Queen Mary was the first accredited university in the UK in 2006 to pay a real Living Wage, and is also a founding partner of the Living Wage Foundation, which was established in 2011 to recognise the leadership of employers who choose to pay a real Living Wage based on the cost of living, not just the government minimum. Read on to hear from Khalid Rouas from our Estates and Facilities team about his lived experience of the Living Wage.
6 November 2018
It's Living Wage Week, and on Monday the Mayor of London, Sadiq Khan, announced the new Living Wage rates including the London Living Wage at £10.55 per hour and £9 for the rest of the UK. The real Living Wage is an hourly rate independently calculated on the basis of what it costs to live and support a family. Speaking at the Living Wage Week launch in London, Sadiq Khan said: “Nearly a fifth of all jobs in London pay less than the Living Wage. Nobody who goes out to work every day should have to live in poverty. We can, and must, do better.”
In addition to adopting the Living Wage in 2006, Queen Mary also introduced new working conditions for staff. By January 2008, every staff member at the university – regardless of rank or role – received a basic minimum package of 30 days’ annual leave, access to sick pay, an annually negotiated pay increase and an employer-contribution pension scheme.
“Prior to the Living Wage being introduced, I found it very hard to make ends meet for myself and my family. It was often hard to find money to pay the rent. Having a full time job, but earning little, meant that I would not be able to access certain benefits, so providing for my family was very difficult, especially with a wife and two children.
“Feeding my family properly and paying the bills was very difficult. I would have to work a lot of overtime to try to ensure I could buy proper clothes for my children. Working so many hours meant I would not see very much of my family which hurt me, especially with the children growing up.
“All of these problems left me anxious and worried about how I would support my family, especially if emergencies came up.
"Earning the London Living Wage has helped me considerably. I can now afford to support my family properly and am not constantly anxious about where the rent money, bills or clothes for my children will come from.
“I do not have to work seven days a week just to ensure that my family are provided for. This means that I can spend more time with my family, help with my children’s education, and be a better father and husband.
“I am very grateful to the London Living Wage organisation and Queen Mary for the London Living Wage which has had such a big effect on myself, my family, and so many other families where the Living Wage is being paid. Without this, I would not be able to stand here today, happy and proud of what I do.”
“We are extremely proud Queen Mary was the first accredited university in the UK to pay a real Living Wage. Listening to Khalid’s story shows the life-changing impact the Living Wage can have on people, their families and their communities. We hope that by paying our staff fairly we are setting an example that will help the campaign as it grows into a national movement.”
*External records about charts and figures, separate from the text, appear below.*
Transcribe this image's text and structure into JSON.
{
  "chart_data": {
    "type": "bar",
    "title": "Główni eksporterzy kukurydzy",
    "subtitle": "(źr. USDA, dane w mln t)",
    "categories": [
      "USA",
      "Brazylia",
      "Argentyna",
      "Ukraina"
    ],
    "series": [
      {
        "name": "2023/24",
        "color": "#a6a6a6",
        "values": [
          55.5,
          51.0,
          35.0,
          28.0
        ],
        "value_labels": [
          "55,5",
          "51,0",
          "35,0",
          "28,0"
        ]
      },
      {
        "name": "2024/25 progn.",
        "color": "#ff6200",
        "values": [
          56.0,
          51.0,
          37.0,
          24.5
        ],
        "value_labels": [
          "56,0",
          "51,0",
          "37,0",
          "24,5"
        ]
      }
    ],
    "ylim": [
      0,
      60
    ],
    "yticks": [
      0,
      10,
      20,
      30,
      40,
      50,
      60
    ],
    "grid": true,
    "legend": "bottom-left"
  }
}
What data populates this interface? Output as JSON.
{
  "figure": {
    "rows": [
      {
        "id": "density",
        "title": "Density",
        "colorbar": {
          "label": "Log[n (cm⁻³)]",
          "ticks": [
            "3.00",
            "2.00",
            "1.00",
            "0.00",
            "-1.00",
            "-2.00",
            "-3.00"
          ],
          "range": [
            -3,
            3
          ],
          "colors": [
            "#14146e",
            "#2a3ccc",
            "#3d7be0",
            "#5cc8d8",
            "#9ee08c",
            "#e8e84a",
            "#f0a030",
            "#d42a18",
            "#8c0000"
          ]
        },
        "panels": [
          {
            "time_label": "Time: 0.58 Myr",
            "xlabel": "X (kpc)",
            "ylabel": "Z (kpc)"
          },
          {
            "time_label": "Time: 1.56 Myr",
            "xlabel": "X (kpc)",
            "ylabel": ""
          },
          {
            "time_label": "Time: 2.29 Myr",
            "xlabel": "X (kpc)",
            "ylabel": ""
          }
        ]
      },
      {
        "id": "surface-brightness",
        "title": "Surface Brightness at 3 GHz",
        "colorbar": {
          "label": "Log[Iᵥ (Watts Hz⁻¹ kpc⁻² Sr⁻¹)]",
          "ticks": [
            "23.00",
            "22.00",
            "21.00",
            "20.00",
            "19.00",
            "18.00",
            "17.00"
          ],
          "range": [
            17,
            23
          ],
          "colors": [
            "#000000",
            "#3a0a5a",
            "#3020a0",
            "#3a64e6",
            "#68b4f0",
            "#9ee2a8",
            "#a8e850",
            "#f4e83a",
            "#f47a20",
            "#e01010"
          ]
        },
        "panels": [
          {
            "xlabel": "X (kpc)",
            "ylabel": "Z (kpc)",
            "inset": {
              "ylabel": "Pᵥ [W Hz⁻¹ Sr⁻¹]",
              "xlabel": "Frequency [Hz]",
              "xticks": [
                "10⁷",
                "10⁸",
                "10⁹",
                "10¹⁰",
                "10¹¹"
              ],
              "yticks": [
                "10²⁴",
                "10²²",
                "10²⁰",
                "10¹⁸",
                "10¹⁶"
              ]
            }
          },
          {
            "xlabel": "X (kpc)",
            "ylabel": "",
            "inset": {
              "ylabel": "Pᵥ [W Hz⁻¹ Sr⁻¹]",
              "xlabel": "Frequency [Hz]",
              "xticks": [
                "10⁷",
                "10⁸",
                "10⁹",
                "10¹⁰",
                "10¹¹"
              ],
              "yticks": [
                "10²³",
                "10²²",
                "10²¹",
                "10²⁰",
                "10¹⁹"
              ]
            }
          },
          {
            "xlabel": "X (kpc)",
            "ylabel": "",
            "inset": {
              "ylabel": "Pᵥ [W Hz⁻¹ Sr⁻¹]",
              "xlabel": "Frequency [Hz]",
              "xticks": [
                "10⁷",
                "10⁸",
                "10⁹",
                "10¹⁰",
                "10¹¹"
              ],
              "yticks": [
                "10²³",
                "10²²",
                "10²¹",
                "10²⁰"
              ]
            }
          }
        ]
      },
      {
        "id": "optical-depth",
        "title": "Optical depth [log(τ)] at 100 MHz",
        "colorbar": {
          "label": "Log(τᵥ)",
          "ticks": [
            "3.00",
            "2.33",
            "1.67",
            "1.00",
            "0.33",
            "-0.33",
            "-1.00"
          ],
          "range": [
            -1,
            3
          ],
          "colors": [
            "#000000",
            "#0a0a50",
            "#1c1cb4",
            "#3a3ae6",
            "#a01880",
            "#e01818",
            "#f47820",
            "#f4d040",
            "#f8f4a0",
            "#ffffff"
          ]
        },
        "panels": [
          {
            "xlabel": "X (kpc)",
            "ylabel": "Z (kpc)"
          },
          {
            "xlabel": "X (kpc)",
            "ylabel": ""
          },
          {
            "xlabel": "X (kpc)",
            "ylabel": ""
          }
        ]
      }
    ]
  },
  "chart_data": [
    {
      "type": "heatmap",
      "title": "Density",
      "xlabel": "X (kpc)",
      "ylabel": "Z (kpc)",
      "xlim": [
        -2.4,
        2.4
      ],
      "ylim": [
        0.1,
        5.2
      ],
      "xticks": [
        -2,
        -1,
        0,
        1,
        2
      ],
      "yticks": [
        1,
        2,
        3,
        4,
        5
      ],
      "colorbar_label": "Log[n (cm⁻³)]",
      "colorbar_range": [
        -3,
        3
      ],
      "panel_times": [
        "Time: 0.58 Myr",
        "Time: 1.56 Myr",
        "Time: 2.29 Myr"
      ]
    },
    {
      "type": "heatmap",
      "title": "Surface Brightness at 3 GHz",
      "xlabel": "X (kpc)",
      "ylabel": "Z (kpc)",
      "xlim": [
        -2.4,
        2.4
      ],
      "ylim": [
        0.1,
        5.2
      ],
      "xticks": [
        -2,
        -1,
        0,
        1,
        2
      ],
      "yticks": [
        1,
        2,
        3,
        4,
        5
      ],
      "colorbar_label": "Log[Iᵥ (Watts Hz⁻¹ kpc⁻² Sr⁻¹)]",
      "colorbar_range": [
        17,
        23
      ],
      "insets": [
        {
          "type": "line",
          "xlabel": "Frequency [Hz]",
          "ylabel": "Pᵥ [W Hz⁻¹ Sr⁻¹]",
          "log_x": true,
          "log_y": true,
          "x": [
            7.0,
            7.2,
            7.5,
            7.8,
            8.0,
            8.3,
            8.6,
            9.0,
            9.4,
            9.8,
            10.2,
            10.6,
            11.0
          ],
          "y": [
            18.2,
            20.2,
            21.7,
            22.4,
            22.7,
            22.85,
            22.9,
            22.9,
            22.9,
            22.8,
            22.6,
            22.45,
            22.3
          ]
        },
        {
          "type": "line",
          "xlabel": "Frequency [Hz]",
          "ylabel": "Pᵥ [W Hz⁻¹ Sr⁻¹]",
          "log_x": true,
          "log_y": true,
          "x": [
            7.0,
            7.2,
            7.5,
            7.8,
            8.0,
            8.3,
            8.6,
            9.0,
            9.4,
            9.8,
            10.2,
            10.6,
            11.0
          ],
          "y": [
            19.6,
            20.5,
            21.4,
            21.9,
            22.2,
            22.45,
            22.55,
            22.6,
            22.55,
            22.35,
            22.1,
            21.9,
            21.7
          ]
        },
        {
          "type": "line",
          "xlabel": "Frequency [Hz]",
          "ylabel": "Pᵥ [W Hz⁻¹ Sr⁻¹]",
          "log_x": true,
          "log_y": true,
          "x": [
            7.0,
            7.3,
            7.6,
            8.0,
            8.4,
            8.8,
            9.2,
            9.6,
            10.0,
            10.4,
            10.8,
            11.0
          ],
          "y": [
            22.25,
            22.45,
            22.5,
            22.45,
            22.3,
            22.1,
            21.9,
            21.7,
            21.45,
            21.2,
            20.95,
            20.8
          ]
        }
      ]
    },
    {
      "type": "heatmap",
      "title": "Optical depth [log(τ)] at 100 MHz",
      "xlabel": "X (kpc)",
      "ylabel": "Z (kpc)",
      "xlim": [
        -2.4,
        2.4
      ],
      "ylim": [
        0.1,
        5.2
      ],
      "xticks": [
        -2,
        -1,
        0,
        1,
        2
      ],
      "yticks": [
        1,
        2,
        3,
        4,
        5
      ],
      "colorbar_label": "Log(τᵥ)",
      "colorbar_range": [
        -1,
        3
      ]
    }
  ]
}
Last year, we celebrated Living Wage Week by sharing stories from three Queen Mary students who had part-time jobs at our university. Find out what being paid the London Living Wage meant to them, and the impact it’s had on their lives here.
Working in partnership with groups such as Citizens UK, research from Queen Mary supports the campaign for a Living Wage, engaging with policy makers to improve lives. The Living Wage aims to have an impact on high rates of ‘in-work poverty’ that affects millions of households in the UK by introducing a higher minimum pay threshold based on the amount an individual needs to earn to cover the basic costs of living.
As a principal partner of the Living Wage Foundation, a Citizens UK initiative, research from Queen Mary’s School of Geography has provided evidence to support the campaign for employers to adopt the living wage.